Stellungnahme: Quotenregelung für Arbeitnehmer mit Behinderung ernst nehmen

Mit scharfer Kritik reagieren das Zentrum für Gleichstellung (CET), die beratende Kommission für Menschenrechte (CCD) und Info-Handicap in einer gemeinsamen Stellungnahme auf eine rezente parlamentarische Anfrage über die Arbeitsinklusion behinderter Menschen. In der parlamentarischen Anfrage an Beschäftigungsminister Nicolas Schmit (LSAP) bezieht sich der CSV-Abgeordnete Marc Spautz auf die Beantwortung einer Anfrage von Mai 2014, derzufolge 92 Prozent der Arbeitnehmer im Privatsektor die im „Code du Travail“ vorgesehenen Quoten nicht erfüllen. Im Artikel L.562-3 des Arbeitsrechts heißt es, dass Arbeitgeber mit mindestens 25 Beschäftigten einen Arbeitnehmer mit dem Behinderungsstatut in Vollzeit beschäftigen müssen, falls ein solcher sich bei der ADEM gemeldet hat und den Anforderungen des Unternehmens entspricht. Bei 50 Beschäftigten müssen es mindestens zwei Prozent der Arbeitnehmer sein. Beim Staat oder in den Gemeinden sind es fünf Prozent. Es genüge nicht, auf die gute Position Luxemburgs im europäischen Vergleich hinzuweisen oder festzustellen, „dass noch manche Instrumentarien für Bestandsaufnahmen und Kontrollen fehlen“. Das sei „alles seit vielen Jahren bekannt“. Gleichzeitig sei es „natürlich keine einfache Aufgabe, den Betrieben Druck mit der Einhaltung von Quoten zu machen, wenn man als staatliche oder kommunale Institutionen selbst nicht konform ist“. Auch sei seit Jahren bekannt, dass die Zusammenführung von Anforderungen und Fähigkeiten keine einfache Sache sei.

„Bleiben auf der Strecke“

Die drei Akteure kritisieren, dass sich niemand um die Koordination dieser längst bekannten Probleme kümmere: „Offenbar fühlt sich aber niemand dafür zuständig, dass Ausbildung, Fortbildung, Weiterbildung von behinderten Menschen auf die Realitäten des regulären Arbeitsmarkts abgestimmt werden“, heißt es in der Stellungnahme.

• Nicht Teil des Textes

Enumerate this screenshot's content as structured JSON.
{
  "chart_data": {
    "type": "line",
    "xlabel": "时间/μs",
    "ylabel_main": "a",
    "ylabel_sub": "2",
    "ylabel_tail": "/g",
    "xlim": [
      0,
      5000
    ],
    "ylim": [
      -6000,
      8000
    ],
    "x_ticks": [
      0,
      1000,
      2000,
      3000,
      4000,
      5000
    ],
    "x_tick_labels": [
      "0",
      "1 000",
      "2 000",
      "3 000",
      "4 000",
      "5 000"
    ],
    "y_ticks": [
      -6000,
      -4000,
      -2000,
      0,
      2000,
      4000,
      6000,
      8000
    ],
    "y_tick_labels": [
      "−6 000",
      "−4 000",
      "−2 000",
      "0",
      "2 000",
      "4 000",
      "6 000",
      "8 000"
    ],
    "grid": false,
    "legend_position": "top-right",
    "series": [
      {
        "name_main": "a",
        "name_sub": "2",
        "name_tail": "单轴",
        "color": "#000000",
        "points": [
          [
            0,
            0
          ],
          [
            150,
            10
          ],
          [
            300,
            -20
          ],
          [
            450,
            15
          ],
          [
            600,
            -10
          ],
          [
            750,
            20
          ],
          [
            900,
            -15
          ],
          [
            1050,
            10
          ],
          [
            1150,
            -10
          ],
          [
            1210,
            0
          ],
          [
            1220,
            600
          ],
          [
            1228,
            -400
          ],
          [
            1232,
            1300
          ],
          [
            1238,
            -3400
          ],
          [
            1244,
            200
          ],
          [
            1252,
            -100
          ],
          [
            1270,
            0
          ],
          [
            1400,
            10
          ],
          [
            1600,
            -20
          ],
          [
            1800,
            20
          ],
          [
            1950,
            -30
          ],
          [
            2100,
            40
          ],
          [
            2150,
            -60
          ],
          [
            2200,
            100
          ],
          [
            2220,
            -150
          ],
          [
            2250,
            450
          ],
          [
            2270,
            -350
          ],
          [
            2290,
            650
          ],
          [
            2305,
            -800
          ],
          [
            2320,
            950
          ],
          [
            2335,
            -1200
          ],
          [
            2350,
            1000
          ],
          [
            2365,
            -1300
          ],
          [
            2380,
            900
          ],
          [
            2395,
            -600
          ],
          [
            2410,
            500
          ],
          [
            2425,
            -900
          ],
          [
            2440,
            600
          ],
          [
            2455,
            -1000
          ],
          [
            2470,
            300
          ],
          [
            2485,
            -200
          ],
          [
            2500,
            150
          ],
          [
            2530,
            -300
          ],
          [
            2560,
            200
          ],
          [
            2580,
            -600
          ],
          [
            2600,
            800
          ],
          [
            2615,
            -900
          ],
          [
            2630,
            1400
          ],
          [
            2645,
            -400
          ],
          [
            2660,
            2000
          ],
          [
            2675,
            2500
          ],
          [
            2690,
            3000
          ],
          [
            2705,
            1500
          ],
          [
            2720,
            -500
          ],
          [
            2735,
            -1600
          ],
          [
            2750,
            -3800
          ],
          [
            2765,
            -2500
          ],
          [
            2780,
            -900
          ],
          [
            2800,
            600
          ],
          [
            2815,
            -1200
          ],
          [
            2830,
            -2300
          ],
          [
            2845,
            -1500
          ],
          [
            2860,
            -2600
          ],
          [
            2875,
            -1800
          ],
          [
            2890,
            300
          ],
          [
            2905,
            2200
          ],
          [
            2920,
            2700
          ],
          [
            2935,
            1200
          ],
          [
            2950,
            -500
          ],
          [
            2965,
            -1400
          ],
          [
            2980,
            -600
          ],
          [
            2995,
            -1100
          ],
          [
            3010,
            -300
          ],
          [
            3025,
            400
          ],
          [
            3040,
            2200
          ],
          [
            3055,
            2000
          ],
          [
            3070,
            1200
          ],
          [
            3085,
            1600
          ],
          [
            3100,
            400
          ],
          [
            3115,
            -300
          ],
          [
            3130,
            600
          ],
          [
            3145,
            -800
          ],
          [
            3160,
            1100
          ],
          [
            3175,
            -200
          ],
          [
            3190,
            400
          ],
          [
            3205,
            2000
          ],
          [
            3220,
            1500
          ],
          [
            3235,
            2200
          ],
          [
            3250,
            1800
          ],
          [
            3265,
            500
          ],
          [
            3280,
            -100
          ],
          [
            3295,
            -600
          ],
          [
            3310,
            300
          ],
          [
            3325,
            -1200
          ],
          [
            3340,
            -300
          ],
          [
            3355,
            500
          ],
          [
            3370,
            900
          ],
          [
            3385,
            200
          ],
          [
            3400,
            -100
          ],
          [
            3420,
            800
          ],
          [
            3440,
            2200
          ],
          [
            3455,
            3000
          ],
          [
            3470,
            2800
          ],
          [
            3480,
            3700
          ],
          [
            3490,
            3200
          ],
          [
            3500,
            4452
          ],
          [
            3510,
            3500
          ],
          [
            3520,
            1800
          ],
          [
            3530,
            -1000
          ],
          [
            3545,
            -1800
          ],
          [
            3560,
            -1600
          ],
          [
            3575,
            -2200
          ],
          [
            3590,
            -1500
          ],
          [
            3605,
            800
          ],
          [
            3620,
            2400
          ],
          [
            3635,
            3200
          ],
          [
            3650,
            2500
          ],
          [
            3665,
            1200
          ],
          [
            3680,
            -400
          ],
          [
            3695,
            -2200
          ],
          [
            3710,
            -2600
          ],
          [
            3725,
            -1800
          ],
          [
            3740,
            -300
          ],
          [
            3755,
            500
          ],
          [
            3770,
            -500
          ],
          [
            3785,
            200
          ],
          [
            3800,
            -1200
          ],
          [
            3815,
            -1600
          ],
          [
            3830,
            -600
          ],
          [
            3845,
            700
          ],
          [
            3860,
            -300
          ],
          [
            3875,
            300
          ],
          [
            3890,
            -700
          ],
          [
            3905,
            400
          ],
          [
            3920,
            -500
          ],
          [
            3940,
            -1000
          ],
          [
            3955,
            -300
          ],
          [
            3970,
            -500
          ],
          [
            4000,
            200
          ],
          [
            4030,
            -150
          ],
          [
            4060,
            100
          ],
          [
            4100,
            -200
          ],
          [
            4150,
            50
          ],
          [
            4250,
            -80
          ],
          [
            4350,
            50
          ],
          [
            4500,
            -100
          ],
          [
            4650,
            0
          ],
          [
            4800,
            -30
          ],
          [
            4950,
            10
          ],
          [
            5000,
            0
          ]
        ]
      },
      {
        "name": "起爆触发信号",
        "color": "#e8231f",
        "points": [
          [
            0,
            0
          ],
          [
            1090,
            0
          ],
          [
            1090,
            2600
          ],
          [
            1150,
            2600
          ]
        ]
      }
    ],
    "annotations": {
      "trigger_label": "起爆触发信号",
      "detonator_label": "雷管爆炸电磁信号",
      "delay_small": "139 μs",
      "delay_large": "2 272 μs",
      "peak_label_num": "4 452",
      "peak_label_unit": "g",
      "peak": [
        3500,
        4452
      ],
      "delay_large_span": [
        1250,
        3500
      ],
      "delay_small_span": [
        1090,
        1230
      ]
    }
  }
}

Mit der Konsequenz, dass die Menschen, die ein „normales Leben“ außerhalb von Institutionen und beschützenden Werkstätten führen möchten, „auf der Strecke bleiben“. Darüber hinaus stelle sich auch ein Glaubwürdigkeitsproblem, wenn das Recht auf Inklusion immer wieder zugesichert, andererseits aber die Gesetzgebung und Quotenregelungen nicht eingehalten werden. CET, CCDH und Info-Handicap haben ihre Forderungen nun in einem Katalog festgehalten und fordern unter anderem, den SSH („service des salariés handicapés“) mit den notwendigen Ressourcen für eine proaktive berufliche Eingliederung von Personen mit dem Status „Arbeitnehmer mit Behinderung“ voranzutreiben. Außerdem sollten die gesetzlichen Kontrollen und Sanktionen für die Nichteinhaltung der Quotenregelung angewandt werden und die so gewonnenen Ressourcen zur Finanzierung von Eingliederungshilfen verwendet werden.

Luxemburg hat die UN-Behindertenrechtskonvention und das fakultative Protokoll im Jahr 2007 unterzeichnet, die Ratifizierung erfolgte 2011.